Стасов считал, что смерть Гартмана, последовавшая в 1873 году, огромная потеря для русского искусства.

— Полюбив русский национальный стиль и решив выработать его по-своему, Гартман, — говорил Стасов, — весь предался этой мысли, и с каждым новым проектом создавал все новые формы и орнаментацию.

Васнецов, увлекавшийся еще в Петербурге музыкой композиторов «Могучей кучки» и с удовольствием слушавший ее в Москве, теперь, в Абрамцеве, при виде произведений Гартмана вспомнил две последние части сюиты Мусоргского: «Избушку на курьих ножках» и «Богатырские ворота».

Однако, привыкнув осматривать все исключительно внимательно, Васнецов заметил здесь, что механическое перенесение мотивов народных вышивок и полотенец нарушает внутреннюю гармонию архитектурного образа мастерской.
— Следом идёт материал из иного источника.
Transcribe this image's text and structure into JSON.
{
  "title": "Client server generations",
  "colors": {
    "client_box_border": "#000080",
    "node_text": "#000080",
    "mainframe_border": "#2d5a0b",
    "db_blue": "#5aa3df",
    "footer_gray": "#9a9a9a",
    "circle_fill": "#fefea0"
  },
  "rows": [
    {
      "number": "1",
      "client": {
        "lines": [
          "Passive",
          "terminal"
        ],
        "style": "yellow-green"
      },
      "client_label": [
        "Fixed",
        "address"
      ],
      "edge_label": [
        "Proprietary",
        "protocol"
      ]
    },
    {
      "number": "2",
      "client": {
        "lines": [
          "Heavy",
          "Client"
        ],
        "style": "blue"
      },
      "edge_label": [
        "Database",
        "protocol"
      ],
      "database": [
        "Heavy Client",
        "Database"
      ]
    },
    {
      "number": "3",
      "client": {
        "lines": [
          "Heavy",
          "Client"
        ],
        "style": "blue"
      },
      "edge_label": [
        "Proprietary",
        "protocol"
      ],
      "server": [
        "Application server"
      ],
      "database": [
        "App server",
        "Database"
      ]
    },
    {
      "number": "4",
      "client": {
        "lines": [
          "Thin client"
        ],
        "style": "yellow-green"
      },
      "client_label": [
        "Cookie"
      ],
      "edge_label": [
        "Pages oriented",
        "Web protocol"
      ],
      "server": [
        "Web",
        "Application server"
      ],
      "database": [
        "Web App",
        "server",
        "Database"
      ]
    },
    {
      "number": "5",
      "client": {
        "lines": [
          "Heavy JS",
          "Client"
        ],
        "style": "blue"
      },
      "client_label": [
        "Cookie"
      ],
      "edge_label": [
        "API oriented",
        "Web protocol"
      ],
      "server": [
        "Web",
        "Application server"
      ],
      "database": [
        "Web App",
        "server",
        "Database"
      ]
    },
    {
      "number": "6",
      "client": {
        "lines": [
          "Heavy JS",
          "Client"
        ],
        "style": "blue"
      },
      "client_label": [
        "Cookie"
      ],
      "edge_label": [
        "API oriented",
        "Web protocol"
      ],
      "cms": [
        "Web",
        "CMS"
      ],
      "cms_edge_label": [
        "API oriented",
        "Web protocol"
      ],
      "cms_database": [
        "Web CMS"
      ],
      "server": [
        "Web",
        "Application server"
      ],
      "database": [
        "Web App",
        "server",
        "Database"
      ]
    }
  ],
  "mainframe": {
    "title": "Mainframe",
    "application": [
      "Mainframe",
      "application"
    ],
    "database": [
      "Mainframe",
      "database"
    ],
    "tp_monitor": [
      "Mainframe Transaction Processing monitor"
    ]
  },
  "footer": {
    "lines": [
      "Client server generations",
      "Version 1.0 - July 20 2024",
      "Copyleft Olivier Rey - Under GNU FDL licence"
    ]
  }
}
Свои замечания он высказал Мамонтову.

— Да, с мастерской нам несколько не повезло, — заметил тот. — Если бы сам Гартман руководил постройкой, тогда, без сомнения, мы увидели бы несравненно большую, как выражаются, проникновенность в суть народного творчества. К сожалению, Гартман не мог приехать на стройку, дело поручил десятнику Громову, который ездил из Москвы и строил лишь по словесным приказаниям Гартмана.

Васнецов подумал, что неплохо было бы тут, на веселой абрамцевской лужайке, где пахнет «русским духом», где то и дело мелькают будто приподнятые в приветствии шляпки белых грибов, выстроить настоящую сказочную избушку бабы-яги.